Extent of resection has traditionally been described in grading systems (e.g., Simpson), where the ideal is complete tumor removal together with the dural attachment and any adjacent involved bone. In real-world practice, surgical strategy is individualized based on location (especially at the skull base) and the tumor’s relationship to cranial nerves and vascular structures.

When does radiation therapy / SRS play a role?

Radiation may serve as primary therapy for unresectable tumors, for residual/recurrent disease, and for higher WHO grade tumors.

Indications for radiation therapy include:

• Residual tumor after surgery (particularly when further resection would carry unacceptable risk).
• Recurrence after prior resection.
• WHO grade II–III or concern for aggressive biology, where adjuvant therapy is often discussed.
• Patients with significant comorbidities who are not surgical candidates, or locations where radical resection is not realistic.

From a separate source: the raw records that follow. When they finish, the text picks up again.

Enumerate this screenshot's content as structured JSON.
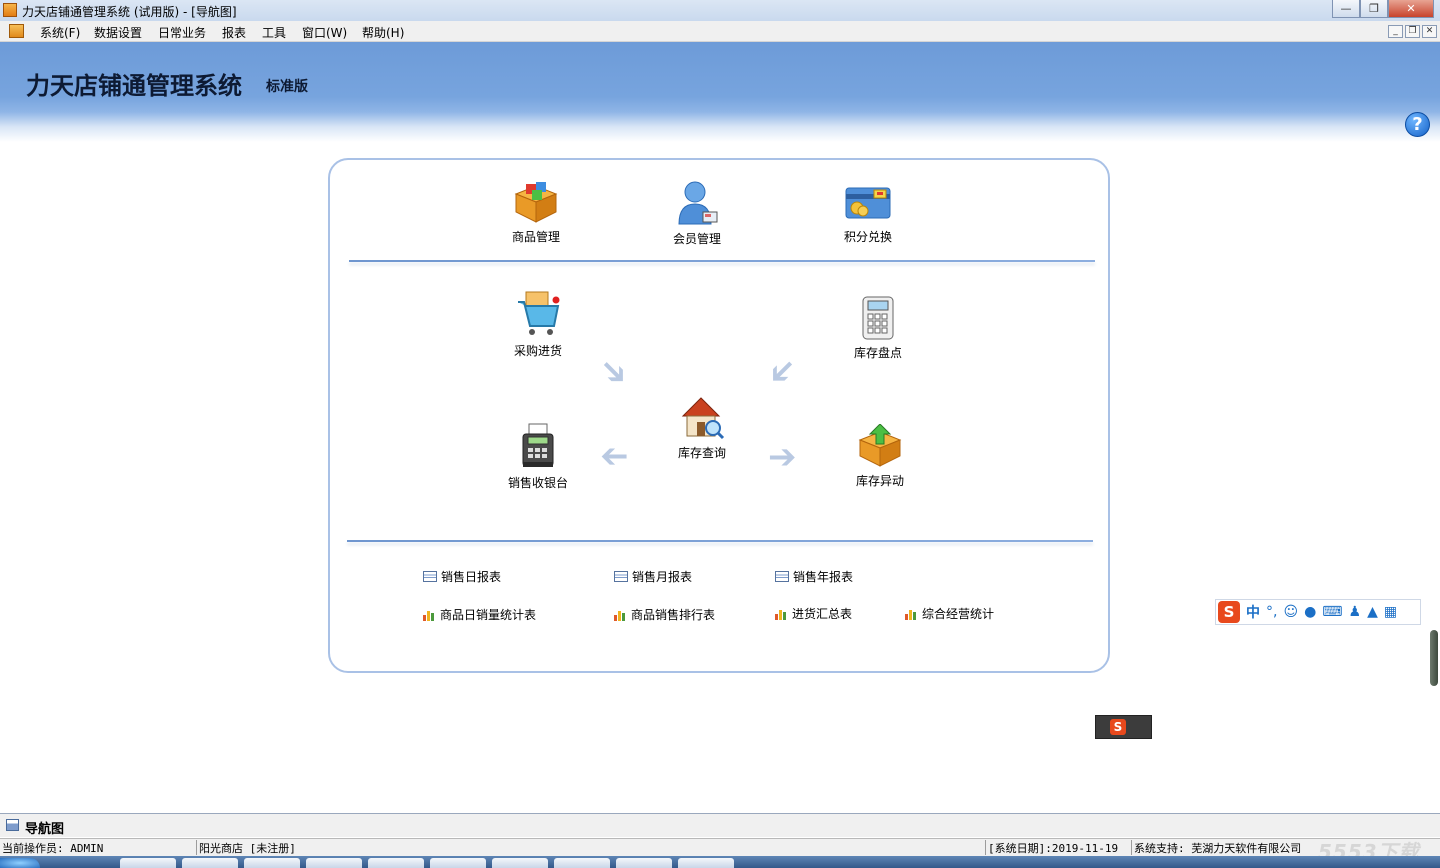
{
  "window": {
    "title": "力天店铺通管理系统 (试用版) - [导航图]"
  },
  "menu": [
    "系统(F)",
    "数据设置",
    "日常业务",
    "报表",
    "工具",
    "窗口(W)",
    "帮助(H)"
  ],
  "banner": {
    "name": "力天店铺通管理系统",
    "edition": "标准版"
  },
  "tiles": {
    "goods": "商品管理",
    "members": "会员管理",
    "points": "积分兑换",
    "purchase": "采购进货",
    "stocktake": "库存盘点",
    "query": "库存查询",
    "cashier": "销售收银台",
    "change": "库存异动"
  },
  "reports": {
    "daily": "销售日报表",
    "monthly": "销售月报表",
    "yearly": "销售年报表",
    "goods_daily": "商品日销量统计表",
    "goods_rank": "商品销售排行表",
    "purchase_summary": "进货汇总表",
    "overall": "综合经营统计"
  },
  "ime": {
    "mode": "中",
    "punct": "°,"
  },
  "navtab": {
    "label": "导航图"
  },
  "status": {
    "operator": "当前操作员: ADMIN",
    "shop": "阳光商店 [未注册]",
    "date": "[系统日期]:2019-11-19",
    "support": "系统支持: 芜湖力天软件有限公司"
  },
  "watermark": "5553下载"
}
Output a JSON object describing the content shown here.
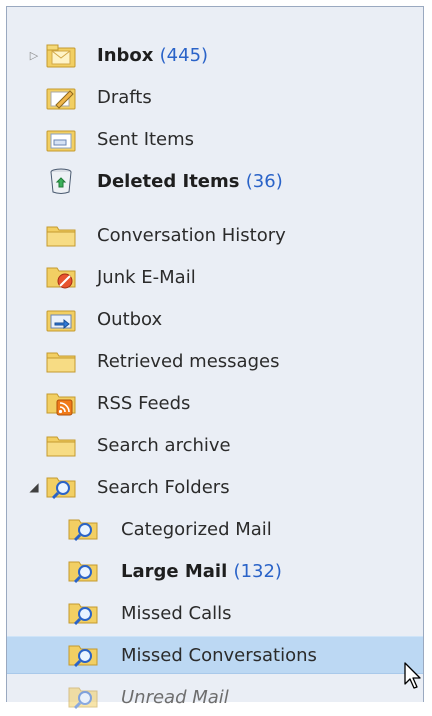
{
  "folders": {
    "inbox": {
      "label": "Inbox",
      "count": "(445)",
      "icon": "inbox-icon"
    },
    "drafts": {
      "label": "Drafts",
      "icon": "drafts-icon"
    },
    "sent": {
      "label": "Sent Items",
      "icon": "sent-items-icon"
    },
    "deleted": {
      "label": "Deleted Items",
      "count": "(36)",
      "icon": "deleted-items-icon"
    },
    "conversation_history": {
      "label": "Conversation History",
      "icon": "folder-icon"
    },
    "junk": {
      "label": "Junk E-Mail",
      "icon": "junk-mail-icon"
    },
    "outbox": {
      "label": "Outbox",
      "icon": "outbox-icon"
    },
    "retrieved": {
      "label": "Retrieved messages",
      "icon": "folder-icon"
    },
    "rss": {
      "label": "RSS Feeds",
      "icon": "rss-feeds-icon"
    },
    "search_archive": {
      "label": "Search archive",
      "icon": "folder-icon"
    },
    "search_folders": {
      "label": "Search Folders",
      "icon": "search-folder-icon"
    },
    "categorized": {
      "label": "Categorized Mail",
      "icon": "search-folder-icon"
    },
    "large_mail": {
      "label": "Large Mail",
      "count": "(132)",
      "icon": "search-folder-icon"
    },
    "missed_calls": {
      "label": "Missed Calls",
      "icon": "search-folder-icon"
    },
    "missed_conversations": {
      "label": "Missed Conversations",
      "icon": "search-folder-icon"
    },
    "unread_mail": {
      "label": "Unread Mail",
      "icon": "search-folder-icon"
    }
  },
  "selected": "Missed Conversations",
  "colors": {
    "pane_bg": "#eaeef5",
    "selected_bg": "#bcd8f3",
    "count_text": "#2a63c8"
  }
}
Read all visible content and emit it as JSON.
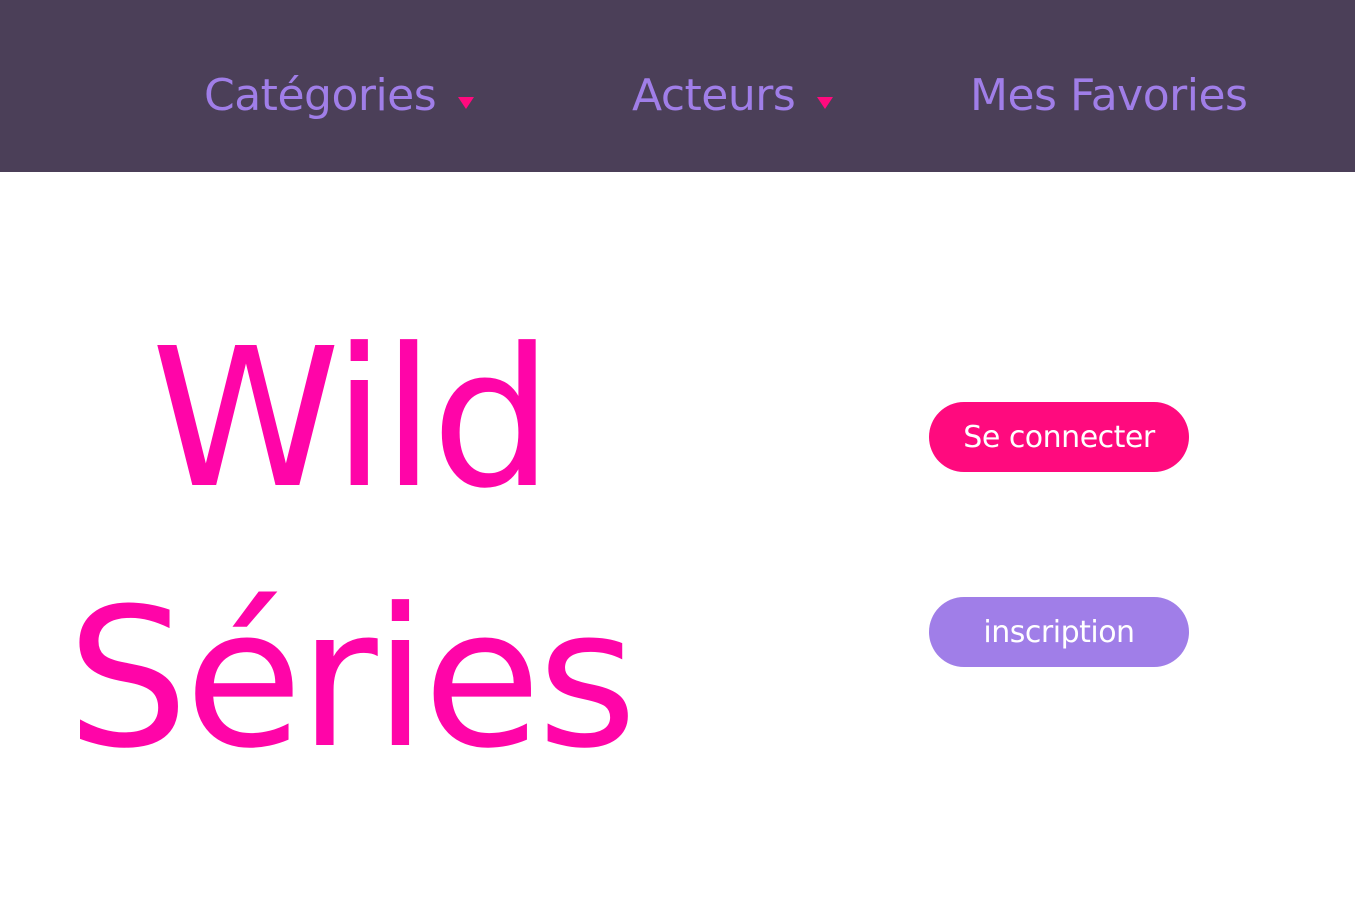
{
  "nav": {
    "categories_label": "Catégories",
    "actors_label": "Acteurs",
    "favorites_label": "Mes Favories"
  },
  "hero": {
    "title_line1": "Wild",
    "title_line2": "Séries"
  },
  "auth": {
    "login_label": "Se connecter",
    "signup_label": "inscription"
  },
  "colors": {
    "nav_background": "#4b3f58",
    "nav_text": "#a07ee8",
    "accent_pink": "#ff0a7e",
    "logo_pink": "#ff05a8",
    "signup_purple": "#a07ee8"
  },
  "icons": {
    "dropdown": "caret-down-icon"
  }
}
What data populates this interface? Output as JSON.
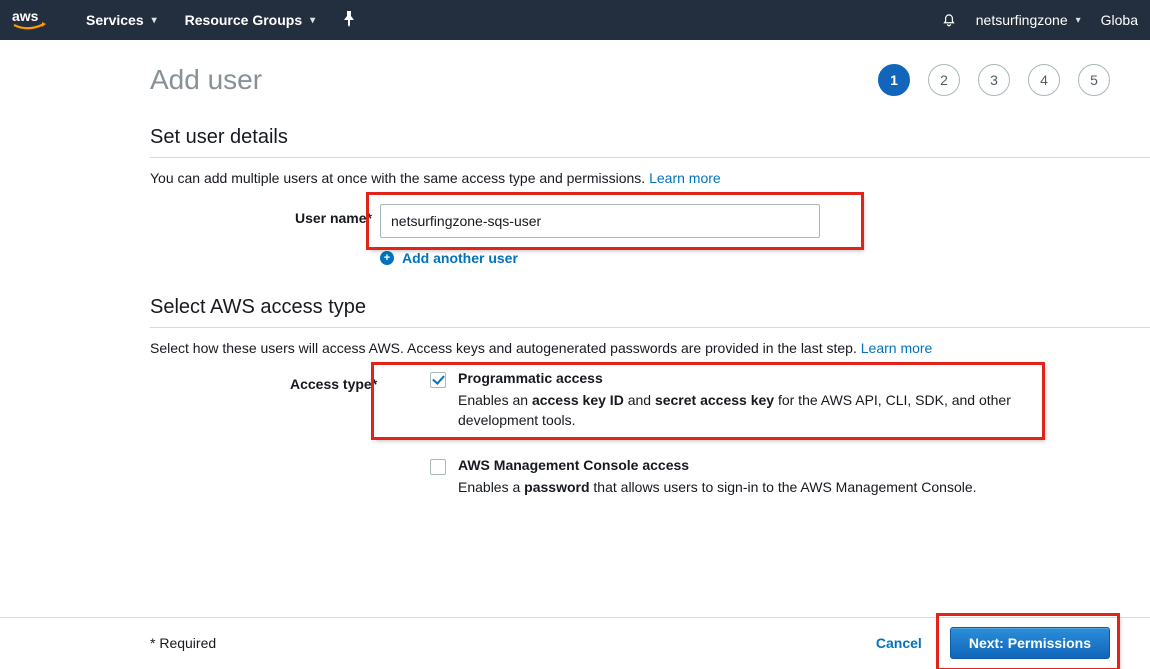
{
  "nav": {
    "services": "Services",
    "resource_groups": "Resource Groups",
    "account": "netsurfingzone",
    "region": "Globa"
  },
  "wizard": {
    "steps": [
      "1",
      "2",
      "3",
      "4",
      "5"
    ],
    "active_index": 0
  },
  "page": {
    "title": "Add user"
  },
  "user_details": {
    "heading": "Set user details",
    "desc_prefix": "You can add multiple users at once with the same access type and permissions. ",
    "learn_more": "Learn more",
    "username_label": "User name*",
    "username_value": "netsurfingzone-sqs-user",
    "add_another": "Add another user"
  },
  "access_type": {
    "heading": "Select AWS access type",
    "desc_prefix": "Select how these users will access AWS. Access keys and autogenerated passwords are provided in the last step. ",
    "learn_more": "Learn more",
    "label": "Access type*",
    "options": [
      {
        "title": "Programmatic access",
        "desc_pre": "Enables an ",
        "bold1": "access key ID",
        "desc_mid": " and ",
        "bold2": "secret access key",
        "desc_post": " for the AWS API, CLI, SDK, and other development tools.",
        "checked": true
      },
      {
        "title": "AWS Management Console access",
        "desc_pre": "Enables a ",
        "bold1": "password",
        "desc_mid": "",
        "bold2": "",
        "desc_post": " that allows users to sign-in to the AWS Management Console.",
        "checked": false
      }
    ]
  },
  "footer": {
    "required": "* Required",
    "cancel": "Cancel",
    "next": "Next: Permissions"
  }
}
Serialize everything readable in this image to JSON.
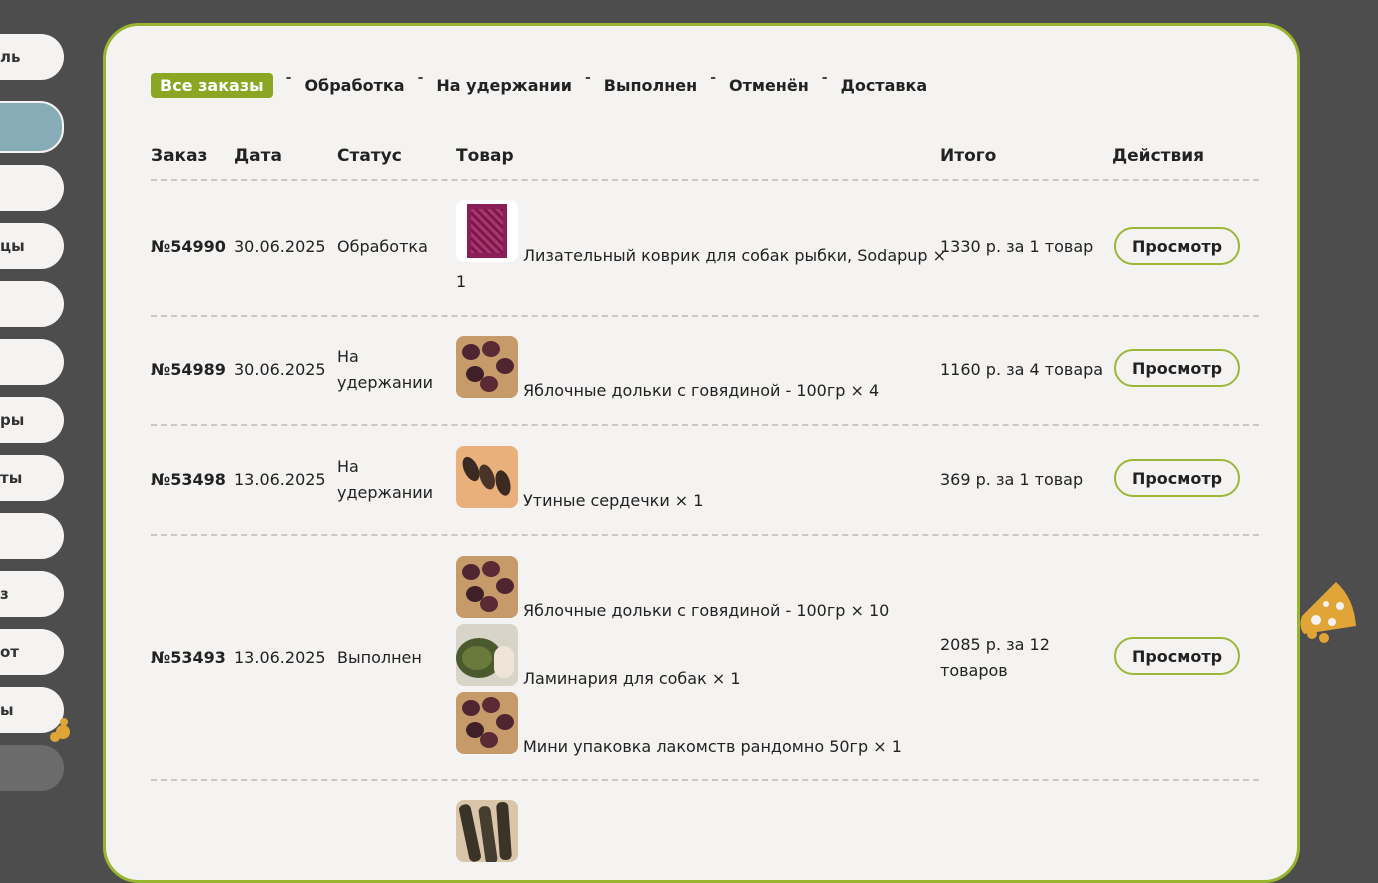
{
  "sidebar": {
    "items": [
      {
        "label": "ль"
      },
      {
        "label": ""
      },
      {
        "label": ""
      },
      {
        "label": "цы"
      },
      {
        "label": ""
      },
      {
        "label": ""
      },
      {
        "label": "ры"
      },
      {
        "label": "ты"
      },
      {
        "label": ""
      },
      {
        "label": "з"
      },
      {
        "label": "от"
      },
      {
        "label": "ы"
      },
      {
        "label": ""
      }
    ]
  },
  "tabs": [
    {
      "label": "Все заказы"
    },
    {
      "label": "Обработка"
    },
    {
      "label": "На удержании"
    },
    {
      "label": "Выполнен"
    },
    {
      "label": "Отменён"
    },
    {
      "label": "Доставка"
    }
  ],
  "tab_separator": "-",
  "table": {
    "headers": {
      "order": "Заказ",
      "date": "Дата",
      "status": "Статус",
      "product": "Товар",
      "total": "Итого",
      "actions": "Действия"
    },
    "rows": [
      {
        "order": "№54990",
        "date": "30.06.2025",
        "status": "Обработка",
        "products": [
          {
            "name": "Лизательный коврик для собак рыбки, Sodapup ×",
            "qty_line": "1"
          }
        ],
        "total": "1330 р. за 1 товар",
        "action": "Просмотр"
      },
      {
        "order": "№54989",
        "date": "30.06.2025",
        "status": "На удержании",
        "products": [
          {
            "name": "Яблочные дольки с говядиной - 100гр × 4"
          }
        ],
        "total": "1160 р. за 4 товара",
        "action": "Просмотр"
      },
      {
        "order": "№53498",
        "date": "13.06.2025",
        "status": "На удержании",
        "products": [
          {
            "name": "Утиные сердечки × 1"
          }
        ],
        "total": "369 р. за 1 товар",
        "action": "Просмотр"
      },
      {
        "order": "№53493",
        "date": "13.06.2025",
        "status": "Выполнен",
        "products": [
          {
            "name": "Яблочные дольки с говядиной - 100гр × 10"
          },
          {
            "name": "Ламинария для собак × 1"
          },
          {
            "name": "Мини упаковка лакомств рандомно 50гр × 1"
          }
        ],
        "total": "2085 р. за 12 товаров",
        "action": "Просмотр"
      }
    ]
  },
  "colors": {
    "background": "#4d4d4d",
    "panel": "#f4f3f1",
    "accent_green": "#97b52e",
    "active_tab": "#8aa622",
    "sidebar_active": "#86adb7",
    "cheese": "#e1a437"
  },
  "icons": [
    "cheese-icon",
    "paw-icon"
  ]
}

Common approaches include:

• Fractionated external beam radiation (e.g., 50–54 Gy for benign tumors using appropriate fractionation schemes).
• SRS or stereotactic radiotherapy for selected smaller lesions/residual disease, depending on proximity to optic pathways/brainstem.
• Proton beam therapy in selected skull base tumors near the optic apparatus/pituitary region, where a sharper dose fall-off may reduce exposure to adjacent critical structures.

Technique selection depends on size, location, prior radiation exposure, and tolerance constraints of neighboring critical structures (optic nerves/chiasm, brainstem).

Recurrence and prognosis: what determines risk?

Recurrence risk is driven primarily by WHO grade and the extent of resection—making long-term MRI surveillance essential.

In general, higher WHO grade is associated with a greater likelihood of recurrence. Additionally, the more complete the resection, the better the likelihood of durable local control. Even after gross-total resection, long-term follow-up with MRI is recommended, as recurrence can occur years later.

For residual disease or WHO grade II/III tumors, durable control often requires a combined approach: surgery plus targeted radiation.